Taming the Tongue

Dear Heavenly Father,
Please help me to be quick to hear, slow to speak, slow to anger.
Amen

But no one can tame the human tongue; it is a restless evil [undisciplined, unstable], full of deadly poison. With it we bless our Lord and Father, and with it we curse men, who have been made in the likeness of God. Out of the same mouth come both blessing and cursing. These things, my brothers, should not be this way [for we have a moral obligation to speak in a manner that reflects our fear of God and profound respect for His precepts].
James 3:8‭-‬10 AMP


We all come with different views and opinions. Yet, its so important as Christians to not let those views and opinions rub someone else the wrong way, hurt their feelings or to belittle them.
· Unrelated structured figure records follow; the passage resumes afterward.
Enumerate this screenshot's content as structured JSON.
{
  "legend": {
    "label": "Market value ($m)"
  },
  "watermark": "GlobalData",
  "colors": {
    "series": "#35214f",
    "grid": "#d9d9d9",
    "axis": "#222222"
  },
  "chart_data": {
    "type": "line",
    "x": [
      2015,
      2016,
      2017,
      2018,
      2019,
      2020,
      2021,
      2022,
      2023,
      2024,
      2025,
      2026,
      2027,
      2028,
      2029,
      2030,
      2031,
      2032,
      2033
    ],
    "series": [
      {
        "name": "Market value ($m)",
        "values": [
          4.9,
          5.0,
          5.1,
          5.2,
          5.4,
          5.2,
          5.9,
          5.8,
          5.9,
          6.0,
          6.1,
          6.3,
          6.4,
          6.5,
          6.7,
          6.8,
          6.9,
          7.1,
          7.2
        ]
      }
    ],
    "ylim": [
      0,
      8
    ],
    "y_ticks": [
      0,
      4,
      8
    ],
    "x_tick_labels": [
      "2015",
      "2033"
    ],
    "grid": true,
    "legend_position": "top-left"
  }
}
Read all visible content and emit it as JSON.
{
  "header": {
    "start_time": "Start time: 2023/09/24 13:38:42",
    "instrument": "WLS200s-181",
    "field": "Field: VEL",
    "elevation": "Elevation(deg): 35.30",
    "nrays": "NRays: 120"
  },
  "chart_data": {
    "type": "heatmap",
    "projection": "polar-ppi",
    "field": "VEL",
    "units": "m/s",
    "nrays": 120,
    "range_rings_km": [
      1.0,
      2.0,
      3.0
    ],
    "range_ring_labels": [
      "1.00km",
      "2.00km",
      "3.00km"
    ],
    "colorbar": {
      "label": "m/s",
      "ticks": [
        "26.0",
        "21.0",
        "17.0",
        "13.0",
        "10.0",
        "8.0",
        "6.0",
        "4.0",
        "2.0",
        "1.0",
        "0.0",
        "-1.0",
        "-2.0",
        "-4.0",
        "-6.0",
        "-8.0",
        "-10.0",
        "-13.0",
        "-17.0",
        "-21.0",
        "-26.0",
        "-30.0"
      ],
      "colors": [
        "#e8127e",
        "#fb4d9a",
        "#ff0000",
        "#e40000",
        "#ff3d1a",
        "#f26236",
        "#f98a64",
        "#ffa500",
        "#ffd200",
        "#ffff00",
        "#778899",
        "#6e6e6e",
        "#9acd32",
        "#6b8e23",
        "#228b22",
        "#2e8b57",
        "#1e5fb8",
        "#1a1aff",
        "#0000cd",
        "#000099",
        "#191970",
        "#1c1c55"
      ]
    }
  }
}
We have so much power in our tongues. That means we need to learn how to have self-control or the patience to be understanding and kind with others.

It is quite difficult to control the tongue in situations where you are passionate or feel that you have to defend yourself or your views.

I can relate. For example, both of my parents  are Jamaicans. This culture can be labelled as loud or harsh at times. But this can also be perceived as a strong personality or tough love. Accepting your cultural, political or religious views without reflecting on how it affect others doesn’t allow for understanding.

When we ignore how others feel we begin to think selfishly about ourselves only. We cannot see how the words are wrong and we can instead feel attacked and lash out. We take things personal. But, it’s not very personal at all because how someone else feels is truly about them not me. Some words can act as a trigger for others and cut deeper than the surface. We may not intend this but its the reality of our differences.

Making an effort to reflect makes a huge difference. Christ-like character includes grace and humility. We should find the time to pause, reflect on our words, apologise and pray for forgiveness (even so when an apology may be impossible).

Reflection on the tongue doesn’t always happen immediately either. It can be after a few hours or the next day. After this, you should feel convicted and able to understand how you were slow to hear, quick to speak and quick to anger.

Let’s pray for the Holy Spirit to reminds us of our actions and guide us to have a gentle tongue when talking to or speaking about others.